Görüyorsunuz, her gün Twitter Adalet Sarayında bir yargılama var. Daha doğrusu yargısız infaz.
Şu tutuklansın, şunlar asılsın, bunlar ülkeden kovulsun…
Ayrıntılarına dair hiçbir şey bilmediğimiz olaylar, netleşmesi için süre ve daha fazla delile ihtiyaç duyulan intiharlar, cinayetler, tacizler, kavgalar hakkında telaşla hükme varıyoruz.
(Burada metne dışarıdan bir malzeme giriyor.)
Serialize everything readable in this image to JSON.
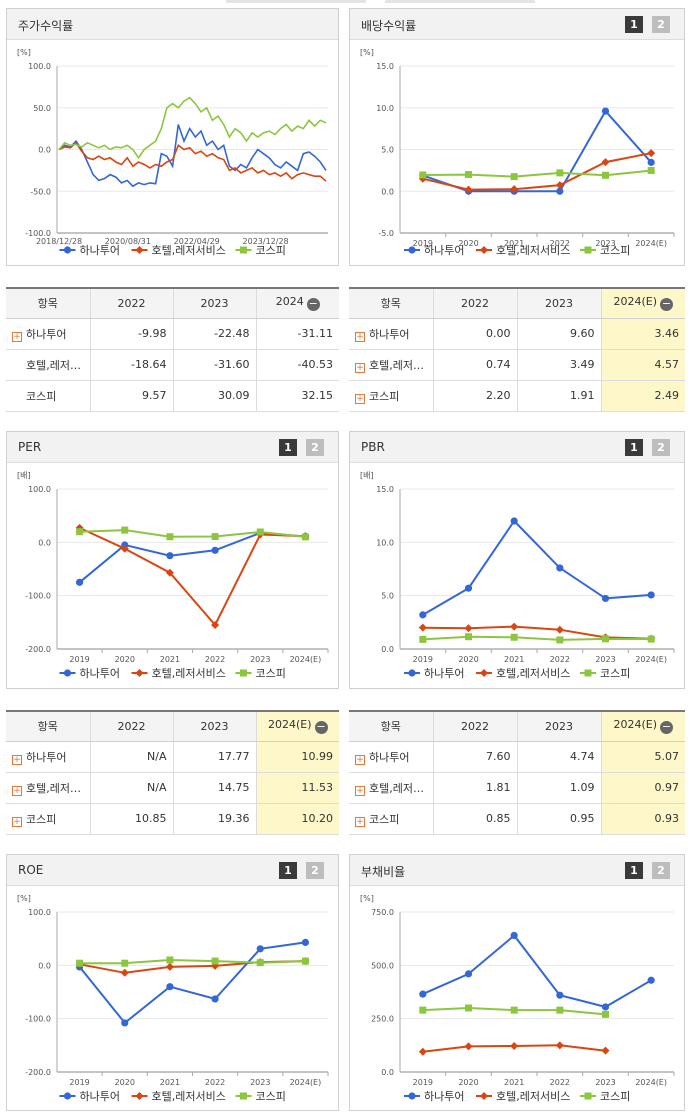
{
  "colors": {
    "hana": "#3367d6",
    "hotel": "#d94612",
    "kospi": "#8cc63f"
  },
  "legend": [
    "하나투어",
    "호텔,레저서비스",
    "코스피"
  ],
  "panels": {
    "stock": {
      "title": "주가수익률"
    },
    "div": {
      "title": "배당수익률",
      "btn1": "1",
      "btn2": "2"
    },
    "per": {
      "title": "PER",
      "btn1": "1",
      "btn2": "2"
    },
    "pbr": {
      "title": "PBR",
      "btn1": "1",
      "btn2": "2"
    },
    "roe": {
      "title": "ROE",
      "btn1": "1",
      "btn2": "2"
    },
    "debt": {
      "title": "부채비율",
      "btn1": "1",
      "btn2": "2"
    }
  },
  "chart_data": [
    {
      "id": "stock",
      "type": "line",
      "unit": "[%]",
      "ylim": [
        -100,
        100
      ],
      "yticks": [
        "100.0",
        "50.0",
        "0.0",
        "-50.0",
        "-100.0"
      ],
      "xticks": [
        "2018/12/28",
        "2020/08/31",
        "2022/04/29",
        "2023/12/28"
      ],
      "series": [
        {
          "name": "하나투어",
          "values": [
            0,
            5,
            3,
            10,
            0,
            -15,
            -30,
            -37,
            -35,
            -30,
            -33,
            -40,
            -37,
            -44,
            -40,
            -42,
            -40,
            -41,
            -5,
            -8,
            -20,
            30,
            10,
            25,
            15,
            22,
            5,
            10,
            0,
            5,
            -20,
            -25,
            -18,
            -22,
            -10,
            0,
            -5,
            -10,
            -18,
            -22,
            -15,
            -20,
            -25,
            -5,
            -3,
            -8,
            -15,
            -25
          ]
        },
        {
          "name": "호텔,레저서비스",
          "values": [
            0,
            3,
            2,
            8,
            -2,
            -10,
            -12,
            -8,
            -12,
            -10,
            -15,
            -18,
            -10,
            -20,
            -15,
            -18,
            -22,
            -18,
            -20,
            -15,
            -12,
            5,
            0,
            2,
            -5,
            -2,
            -8,
            -5,
            -10,
            -12,
            -25,
            -22,
            -28,
            -25,
            -22,
            -28,
            -25,
            -30,
            -28,
            -32,
            -28,
            -35,
            -30,
            -28,
            -30,
            -32,
            -32,
            -38
          ]
        },
        {
          "name": "코스피",
          "values": [
            0,
            8,
            5,
            6,
            3,
            8,
            5,
            2,
            5,
            0,
            3,
            2,
            5,
            0,
            -10,
            0,
            5,
            10,
            25,
            50,
            55,
            50,
            58,
            62,
            55,
            45,
            50,
            35,
            40,
            30,
            15,
            25,
            20,
            10,
            20,
            15,
            20,
            22,
            18,
            25,
            30,
            22,
            28,
            25,
            35,
            28,
            35,
            32
          ]
        }
      ]
    },
    {
      "id": "div",
      "type": "line",
      "unit": "[%]",
      "ylim": [
        -5,
        15
      ],
      "yticks": [
        "15.0",
        "10.0",
        "5.0",
        "0.0",
        "-5.0"
      ],
      "x": [
        "2019",
        "2020",
        "2021",
        "2022",
        "2023",
        "2024(E)"
      ],
      "series": [
        {
          "name": "하나투어",
          "values": [
            1.9,
            0.0,
            0.0,
            0.0,
            9.6,
            3.46
          ]
        },
        {
          "name": "호텔,레저서비스",
          "values": [
            1.5,
            0.2,
            0.25,
            0.74,
            3.49,
            4.57
          ]
        },
        {
          "name": "코스피",
          "values": [
            1.95,
            2.0,
            1.75,
            2.2,
            1.91,
            2.49
          ]
        }
      ]
    },
    {
      "id": "per",
      "type": "line",
      "unit": "[배]",
      "ylim": [
        -200,
        100
      ],
      "yticks": [
        "100.0",
        "0.0",
        "-100.0",
        "-200.0"
      ],
      "x": [
        "2019",
        "2020",
        "2021",
        "2022",
        "2023",
        "2024(E)"
      ],
      "series": [
        {
          "name": "하나투어",
          "values": [
            -75,
            -5,
            -25,
            -15,
            17.77,
            10.99
          ]
        },
        {
          "name": "호텔,레저서비스",
          "values": [
            27,
            -12,
            -57,
            -155,
            14.75,
            11.53
          ]
        },
        {
          "name": "코스피",
          "values": [
            20,
            23,
            10.5,
            10.85,
            19.36,
            10.2
          ]
        }
      ]
    },
    {
      "id": "pbr",
      "type": "line",
      "unit": "[배]",
      "ylim": [
        0,
        15
      ],
      "yticks": [
        "15.0",
        "10.0",
        "5.0",
        "0.0"
      ],
      "x": [
        "2019",
        "2020",
        "2021",
        "2022",
        "2023",
        "2024(E)"
      ],
      "series": [
        {
          "name": "하나투어",
          "values": [
            3.2,
            5.7,
            12.0,
            7.6,
            4.74,
            5.07
          ]
        },
        {
          "name": "호텔,레저서비스",
          "values": [
            2.0,
            1.95,
            2.1,
            1.81,
            1.09,
            0.97
          ]
        },
        {
          "name": "코스피",
          "values": [
            0.9,
            1.15,
            1.1,
            0.85,
            0.95,
            0.93
          ]
        }
      ]
    },
    {
      "id": "roe",
      "type": "line",
      "unit": "[%]",
      "ylim": [
        -200,
        100
      ],
      "yticks": [
        "100.0",
        "0.0",
        "-100.0",
        "-200.0"
      ],
      "x": [
        "2019",
        "2020",
        "2021",
        "2022",
        "2023",
        "2024(E)"
      ],
      "series": [
        {
          "name": "하나투어",
          "values": [
            -3,
            -108,
            -40,
            -63,
            31,
            43
          ]
        },
        {
          "name": "호텔,레저서비스",
          "values": [
            2,
            -14,
            -3,
            -1,
            6,
            8
          ]
        },
        {
          "name": "코스피",
          "values": [
            4,
            4,
            10,
            8,
            5,
            8
          ]
        }
      ]
    },
    {
      "id": "debt",
      "type": "line",
      "unit": "[%]",
      "ylim": [
        0,
        750
      ],
      "yticks": [
        "750.0",
        "500.0",
        "250.0",
        "0.0"
      ],
      "x": [
        "2019",
        "2020",
        "2021",
        "2022",
        "2023",
        "2024(E)"
      ],
      "series": [
        {
          "name": "하나투어",
          "values": [
            365,
            460,
            640,
            360,
            305,
            430
          ]
        },
        {
          "name": "호텔,레저서비스",
          "values": [
            95,
            120,
            122,
            125,
            100,
            null
          ]
        },
        {
          "name": "코스피",
          "values": [
            290,
            300,
            290,
            290,
            270,
            null
          ]
        }
      ]
    }
  ],
  "tables": {
    "stock": {
      "headers": [
        "항목",
        "2022",
        "2023",
        "2024"
      ],
      "rows": [
        {
          "name": "하나투어",
          "plus": true,
          "v": [
            "-9.98",
            "-22.48",
            "-31.11"
          ]
        },
        {
          "name": "호텔,레저…",
          "plus": false,
          "v": [
            "-18.64",
            "-31.60",
            "-40.53"
          ]
        },
        {
          "name": "코스피",
          "plus": false,
          "v": [
            "9.57",
            "30.09",
            "32.15"
          ]
        }
      ]
    },
    "div": {
      "headers": [
        "항목",
        "2022",
        "2023",
        "2024(E)"
      ],
      "rows": [
        {
          "name": "하나투어",
          "v": [
            "0.00",
            "9.60",
            "3.46"
          ]
        },
        {
          "name": "호텔,레저…",
          "v": [
            "0.74",
            "3.49",
            "4.57"
          ]
        },
        {
          "name": "코스피",
          "v": [
            "2.20",
            "1.91",
            "2.49"
          ]
        }
      ]
    },
    "per": {
      "headers": [
        "항목",
        "2022",
        "2023",
        "2024(E)"
      ],
      "rows": [
        {
          "name": "하나투어",
          "v": [
            "N/A",
            "17.77",
            "10.99"
          ]
        },
        {
          "name": "호텔,레저…",
          "v": [
            "N/A",
            "14.75",
            "11.53"
          ]
        },
        {
          "name": "코스피",
          "v": [
            "10.85",
            "19.36",
            "10.20"
          ]
        }
      ]
    },
    "pbr": {
      "headers": [
        "항목",
        "2022",
        "2023",
        "2024(E)"
      ],
      "rows": [
        {
          "name": "하나투어",
          "v": [
            "7.60",
            "4.74",
            "5.07"
          ]
        },
        {
          "name": "호텔,레저…",
          "v": [
            "1.81",
            "1.09",
            "0.97"
          ]
        },
        {
          "name": "코스피",
          "v": [
            "0.85",
            "0.95",
            "0.93"
          ]
        }
      ]
    }
  }
}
Elimizi çabuk tutmalı, herkesten daha fazlasını söylemeli, mümkünse sert ve net olmalıyız ki daha çok tık alalım.
İşin demokrasi ve özgürlüklerimiz için daha tehlikeli yanıysa siyasilerin, yöneticilerin ve yargının oluşan sanal kolektif histeriye teslim olmaları… Kamuoyu algısı sandıkları manipülasyona teslim olup onun dümen suyunda hareket etmeleri… Twitter engizisyonuna düşenleri karakola çağırmaları… Siyasi ikbal peşindeki meczupları ciddiye alıp gündemi trollemeleri.
Bu kaos karşısında hukuktan siyasete onca bedel ödenen müştereklerimizde ısrar etmekten başka şansımız yok.
Cesur olmalı, bu sanal gürültüye pabuç bırakmamalı, kendimize, gerçekliğimize, insanlığımıza sahip çıkmalıyız.